Кабаре мне тоже недоступно. Возможность показать какой-нибудь номер обходится в пять тысяч франков. Четыре из них надо отдать сразу. Система очень проста: один или два человека говорят, что могут поставить спектакль у мадам Артюр или в кабаре «Карусель». Берешь уроки пения и платишь, затем выступаешь с номером и тоже платишь. В конечном счете зарабатываешь сорок или пятьдесят франков за вечер. Можно также делать стриптиз, но мне это не подходит. И потом, у меня нет денег оплатить все расходы. Значит, кабаре тоже не для меня. Я писала песни за гроши, складывала их в папку, думала кому-нибудь предложить. Теперь я работаю на панели в районе Сен-Жермен, чтобы выжить и сэкономить хоть немного на операцию. Смехотворная экономия. Все те же полицейские, хулиганы, протоколы, бесконечные протоколы… Я умру в начале зимы семьдесят второго года, и я спокойно жду.

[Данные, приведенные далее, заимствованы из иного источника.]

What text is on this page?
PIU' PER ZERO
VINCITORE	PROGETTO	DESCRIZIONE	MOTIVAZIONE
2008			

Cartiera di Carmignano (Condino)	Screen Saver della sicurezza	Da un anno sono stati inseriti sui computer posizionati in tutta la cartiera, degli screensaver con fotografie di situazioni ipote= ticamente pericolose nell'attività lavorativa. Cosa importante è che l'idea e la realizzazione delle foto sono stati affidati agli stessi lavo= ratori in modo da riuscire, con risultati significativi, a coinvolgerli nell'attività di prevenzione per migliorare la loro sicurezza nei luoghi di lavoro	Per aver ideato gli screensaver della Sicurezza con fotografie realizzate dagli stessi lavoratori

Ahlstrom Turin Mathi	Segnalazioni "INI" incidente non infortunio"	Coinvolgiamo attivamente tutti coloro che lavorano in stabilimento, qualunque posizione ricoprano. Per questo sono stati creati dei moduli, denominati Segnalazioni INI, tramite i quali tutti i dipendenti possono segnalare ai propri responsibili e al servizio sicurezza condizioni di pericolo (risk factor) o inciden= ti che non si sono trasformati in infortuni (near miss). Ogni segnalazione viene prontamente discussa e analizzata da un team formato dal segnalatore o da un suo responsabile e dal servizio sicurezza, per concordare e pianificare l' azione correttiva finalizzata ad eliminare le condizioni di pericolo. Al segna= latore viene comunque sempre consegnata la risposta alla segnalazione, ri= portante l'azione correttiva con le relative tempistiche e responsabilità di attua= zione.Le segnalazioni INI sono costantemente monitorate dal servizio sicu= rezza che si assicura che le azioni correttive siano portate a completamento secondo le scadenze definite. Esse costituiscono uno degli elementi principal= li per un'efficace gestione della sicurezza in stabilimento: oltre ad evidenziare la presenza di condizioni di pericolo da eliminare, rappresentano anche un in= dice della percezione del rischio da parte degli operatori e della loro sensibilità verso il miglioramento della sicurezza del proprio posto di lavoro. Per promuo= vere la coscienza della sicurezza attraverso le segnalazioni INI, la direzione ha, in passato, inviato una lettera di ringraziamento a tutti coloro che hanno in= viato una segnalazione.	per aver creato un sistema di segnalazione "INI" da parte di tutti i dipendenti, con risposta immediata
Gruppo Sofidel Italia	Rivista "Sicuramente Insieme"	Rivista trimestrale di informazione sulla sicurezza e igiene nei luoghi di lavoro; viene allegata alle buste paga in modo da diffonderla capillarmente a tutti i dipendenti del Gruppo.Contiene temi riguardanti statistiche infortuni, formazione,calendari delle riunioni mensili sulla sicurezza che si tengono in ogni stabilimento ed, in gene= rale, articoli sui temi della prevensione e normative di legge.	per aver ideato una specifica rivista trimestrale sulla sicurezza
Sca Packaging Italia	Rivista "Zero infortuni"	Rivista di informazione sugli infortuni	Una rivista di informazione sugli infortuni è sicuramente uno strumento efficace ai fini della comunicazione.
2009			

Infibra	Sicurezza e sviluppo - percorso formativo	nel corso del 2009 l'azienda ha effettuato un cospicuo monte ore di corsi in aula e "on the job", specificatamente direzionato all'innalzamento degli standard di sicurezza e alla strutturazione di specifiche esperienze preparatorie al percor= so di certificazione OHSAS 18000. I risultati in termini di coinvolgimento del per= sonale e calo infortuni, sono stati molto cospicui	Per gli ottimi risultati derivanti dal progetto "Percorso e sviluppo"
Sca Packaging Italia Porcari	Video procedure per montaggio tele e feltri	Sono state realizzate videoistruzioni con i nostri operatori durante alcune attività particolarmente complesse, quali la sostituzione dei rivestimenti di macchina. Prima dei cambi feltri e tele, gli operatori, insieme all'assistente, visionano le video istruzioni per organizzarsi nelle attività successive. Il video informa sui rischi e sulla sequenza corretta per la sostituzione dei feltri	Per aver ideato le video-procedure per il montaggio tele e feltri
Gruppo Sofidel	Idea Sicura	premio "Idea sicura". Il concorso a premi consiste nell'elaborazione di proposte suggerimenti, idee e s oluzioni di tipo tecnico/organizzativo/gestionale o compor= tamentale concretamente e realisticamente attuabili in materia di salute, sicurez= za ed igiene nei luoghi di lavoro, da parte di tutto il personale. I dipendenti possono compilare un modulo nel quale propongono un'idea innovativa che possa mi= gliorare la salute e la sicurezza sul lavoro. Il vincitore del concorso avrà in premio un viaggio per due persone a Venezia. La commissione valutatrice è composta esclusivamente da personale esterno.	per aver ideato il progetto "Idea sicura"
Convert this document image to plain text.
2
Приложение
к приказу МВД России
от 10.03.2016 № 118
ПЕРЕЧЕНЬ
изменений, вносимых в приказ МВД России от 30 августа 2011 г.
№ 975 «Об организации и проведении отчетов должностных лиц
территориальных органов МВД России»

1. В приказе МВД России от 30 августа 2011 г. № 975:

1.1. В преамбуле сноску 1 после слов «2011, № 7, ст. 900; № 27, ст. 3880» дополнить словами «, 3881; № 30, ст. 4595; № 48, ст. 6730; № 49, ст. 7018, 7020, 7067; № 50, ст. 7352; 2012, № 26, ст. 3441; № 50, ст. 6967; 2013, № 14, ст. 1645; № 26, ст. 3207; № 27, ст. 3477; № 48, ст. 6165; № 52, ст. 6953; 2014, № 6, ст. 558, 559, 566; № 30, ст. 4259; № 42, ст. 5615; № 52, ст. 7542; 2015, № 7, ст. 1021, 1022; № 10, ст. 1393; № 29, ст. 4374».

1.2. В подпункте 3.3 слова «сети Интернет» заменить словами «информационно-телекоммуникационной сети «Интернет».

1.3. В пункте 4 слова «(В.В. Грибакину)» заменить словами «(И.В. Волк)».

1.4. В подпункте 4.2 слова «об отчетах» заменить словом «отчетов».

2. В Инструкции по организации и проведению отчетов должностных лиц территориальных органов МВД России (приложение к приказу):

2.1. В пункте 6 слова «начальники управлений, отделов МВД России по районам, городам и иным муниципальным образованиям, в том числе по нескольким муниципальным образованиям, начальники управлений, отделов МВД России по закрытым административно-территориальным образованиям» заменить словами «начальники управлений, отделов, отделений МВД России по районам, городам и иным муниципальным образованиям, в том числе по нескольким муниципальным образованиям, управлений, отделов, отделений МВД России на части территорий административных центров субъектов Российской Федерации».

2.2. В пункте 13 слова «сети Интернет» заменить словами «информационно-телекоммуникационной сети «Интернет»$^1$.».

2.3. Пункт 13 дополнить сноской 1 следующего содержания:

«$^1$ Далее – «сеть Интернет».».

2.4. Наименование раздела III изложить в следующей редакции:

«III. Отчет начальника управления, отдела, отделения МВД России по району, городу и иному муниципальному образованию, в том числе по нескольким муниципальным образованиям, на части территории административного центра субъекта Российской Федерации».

Один старый корсиканец, с которым я познакомилась в баре, похожий на судью в отставке, в прошлом продавец поддельной анисовой водки и настоящих сигарет, проникся ко мне нежными чувствами. У него белоснежные волосы и темные глаза. В нем чувствуется, природная сила, и его здесь уважают. Он живет в нищете, значительно более страшной, чем моя. У него рак. Он странно говорит.
— Во мне завелась гадость, которая пожирает мои внутренности. Скоро она сожрет меня всего. Старик Симон охотно разговаривает со мной.
— Чего же ты, в конце концов, хочешь?
— Места на Елисейских полях. Это высокий класс.
— Ну а дальше?
— Операция.
— А потом?
— Проститутка высокого полета: квартира, комфорт, избранные клиенты.
— А твой диплом по праву, а твоя семья?
— С этим все кончено.
— Ты поступаешь жестоко со своей семьей.
— А они со мной?
— Видишь ли, ты сама выбрала свою судьбу.
Дружба со старым Симоном спасает меня от отчаяния по вечерам. И дружба с Кристиной тоже. Она из Лиона. Высокого роста, симпатичная, ей повезло. Она ездит по площади Этуаль в машине. Она моложе меня, и в жизни испытала более страшные вещи, но у нее есть место на «Полях». «Поля» — это мое наваждение, моя цель, это конец моему жалкому и грязному существованию. Там каждое свидание приносит двести франков. Я легко могла бы сэкономить деньги на операцию.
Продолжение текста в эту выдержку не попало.